Claro, não é possível comparar a não-linearidade e escopo de Ultima com jogos modernos. Entretanto, essa abordagem é tão válida para RPGs novos quanto para os antigos. The Witcher 3: Wild Hunt é um dos poucos exemplos recentes de que isso é possível. No game da CD Projekt RED, ser um bruxeiro está na natureza do protagonista, Geralt. Ele é uma figura política que tem influência naquele mundo. Em sua jornada para tentar parar a Wild Hunt e encontrar Ciri, Geralt deve também cumprir com suas obrigações como caçador de monstros. As sidequests levam o histórico do personagem, vivência e experiência em consideração. Em certos momentos, a jornada pessoal de Geralt se une à jornada particular de Ciri, sua filha, herdeira e aprendiz.
Ao fim do jogo, você está lidando com a conclusão de dois caminhos que se entrecruzaram inúmeras vezes com várias outras histórias daquele mundo. Não há, aqui, um abismo que divide a campanha principal das missões secundárias; as duas são partes essenciais de sua jornada.

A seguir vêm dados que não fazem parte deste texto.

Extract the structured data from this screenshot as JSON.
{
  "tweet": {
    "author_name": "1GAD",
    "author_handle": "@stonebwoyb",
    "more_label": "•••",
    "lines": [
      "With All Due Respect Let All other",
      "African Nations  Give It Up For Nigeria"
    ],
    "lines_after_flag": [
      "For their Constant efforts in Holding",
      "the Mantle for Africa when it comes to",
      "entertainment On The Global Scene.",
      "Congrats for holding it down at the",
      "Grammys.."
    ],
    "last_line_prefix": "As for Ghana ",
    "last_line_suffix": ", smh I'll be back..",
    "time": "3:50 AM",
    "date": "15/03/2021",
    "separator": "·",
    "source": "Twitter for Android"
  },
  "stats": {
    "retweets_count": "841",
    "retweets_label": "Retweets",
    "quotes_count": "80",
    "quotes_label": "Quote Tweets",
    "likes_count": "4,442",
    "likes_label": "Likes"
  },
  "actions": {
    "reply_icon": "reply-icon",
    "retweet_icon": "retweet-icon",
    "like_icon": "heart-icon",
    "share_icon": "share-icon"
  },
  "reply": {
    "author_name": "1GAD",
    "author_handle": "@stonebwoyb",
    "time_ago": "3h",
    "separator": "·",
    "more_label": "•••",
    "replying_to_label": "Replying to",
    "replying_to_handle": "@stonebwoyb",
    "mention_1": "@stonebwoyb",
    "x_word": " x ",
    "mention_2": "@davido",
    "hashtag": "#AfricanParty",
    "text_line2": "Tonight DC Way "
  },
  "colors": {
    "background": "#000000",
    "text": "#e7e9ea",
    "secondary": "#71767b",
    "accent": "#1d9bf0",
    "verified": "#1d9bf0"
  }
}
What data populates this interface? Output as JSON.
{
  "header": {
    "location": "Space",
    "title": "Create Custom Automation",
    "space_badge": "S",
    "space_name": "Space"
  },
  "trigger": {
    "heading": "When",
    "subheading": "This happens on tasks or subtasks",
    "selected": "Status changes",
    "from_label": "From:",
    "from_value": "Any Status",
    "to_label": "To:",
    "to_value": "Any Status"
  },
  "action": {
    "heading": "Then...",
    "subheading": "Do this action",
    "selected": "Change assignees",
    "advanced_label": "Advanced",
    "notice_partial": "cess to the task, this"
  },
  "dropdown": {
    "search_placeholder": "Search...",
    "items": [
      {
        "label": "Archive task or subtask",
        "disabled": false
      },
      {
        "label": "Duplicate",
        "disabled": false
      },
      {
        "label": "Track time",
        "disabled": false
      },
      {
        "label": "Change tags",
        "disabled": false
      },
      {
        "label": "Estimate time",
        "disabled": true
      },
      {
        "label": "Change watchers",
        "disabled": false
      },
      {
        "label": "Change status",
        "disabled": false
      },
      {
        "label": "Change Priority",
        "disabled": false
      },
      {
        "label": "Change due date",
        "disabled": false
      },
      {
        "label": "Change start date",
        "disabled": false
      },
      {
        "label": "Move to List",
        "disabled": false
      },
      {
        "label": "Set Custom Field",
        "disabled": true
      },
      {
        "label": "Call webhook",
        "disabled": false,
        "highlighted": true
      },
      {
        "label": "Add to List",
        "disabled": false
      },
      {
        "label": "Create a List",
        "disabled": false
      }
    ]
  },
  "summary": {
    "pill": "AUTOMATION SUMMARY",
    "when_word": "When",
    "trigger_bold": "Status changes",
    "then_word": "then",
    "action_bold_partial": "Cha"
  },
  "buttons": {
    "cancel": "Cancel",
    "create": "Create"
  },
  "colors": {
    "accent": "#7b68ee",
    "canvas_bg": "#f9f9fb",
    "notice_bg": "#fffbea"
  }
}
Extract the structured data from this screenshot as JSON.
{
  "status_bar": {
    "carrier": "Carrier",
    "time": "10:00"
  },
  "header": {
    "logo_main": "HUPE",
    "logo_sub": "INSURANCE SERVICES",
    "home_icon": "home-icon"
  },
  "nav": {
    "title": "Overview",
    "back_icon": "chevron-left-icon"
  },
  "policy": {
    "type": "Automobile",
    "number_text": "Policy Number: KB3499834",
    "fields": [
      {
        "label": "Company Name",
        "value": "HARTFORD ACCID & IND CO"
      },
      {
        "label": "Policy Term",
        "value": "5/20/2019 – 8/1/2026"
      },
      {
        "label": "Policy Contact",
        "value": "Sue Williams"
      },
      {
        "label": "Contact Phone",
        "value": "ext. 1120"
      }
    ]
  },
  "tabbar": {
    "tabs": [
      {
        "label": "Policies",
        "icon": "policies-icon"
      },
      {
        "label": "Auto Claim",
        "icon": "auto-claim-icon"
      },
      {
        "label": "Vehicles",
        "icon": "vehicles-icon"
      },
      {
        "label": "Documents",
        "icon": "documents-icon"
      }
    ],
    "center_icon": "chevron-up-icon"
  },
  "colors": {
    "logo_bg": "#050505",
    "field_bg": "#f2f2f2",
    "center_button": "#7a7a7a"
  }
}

São poucos os RPGs de mundo aberto que prezam por essa abordagem narrativa. Parece que, quanto mais aberto o mundo, mais desconexas as sidequests se tornam. Há uma razão para isso: garantir ao jogador liberdade para ir aonde quiser, interagir com qualquer facção e presenciar todas as facetas do jogo. Conectar tudo isso através de uma campanha principal nem sempre é desejável ou faz sentido. Dragon Age: Inquisition, por exemplo, acabou sendo criticado justamente por exagerar um pouco na forma como tentava relacionar qualquer missão secundária, por mais insignificante que fosse, ao seu papel de Inquisitor.
Ainda assim, fazer com que o jogador sinta que está realmente em uma jornada, e não meramente fazendo uma coleção de quests, pode fazer o game se tornar muito mais memorável. Qualquer pessoa que zerou Morrowind tem uma história para contar sobre como viajou por aquele mundo e se tornou o Nerevarine. Já se você perguntar os detalhes da história de Skyrim para alguém, receberá detalhes escassos e pouco entusiasmados. Morrowind até hoje é um bom RPG, apesar de toda sua defasagem visual e mecânica. Já Skyrim, pouco a pouco, está se tornando um brinquedo de moders, ao ponto que o “jogo base” é praticamente irrelevante. É muito provável que, no futuro, muita gente só reinstale o game para poder jogar Skywind.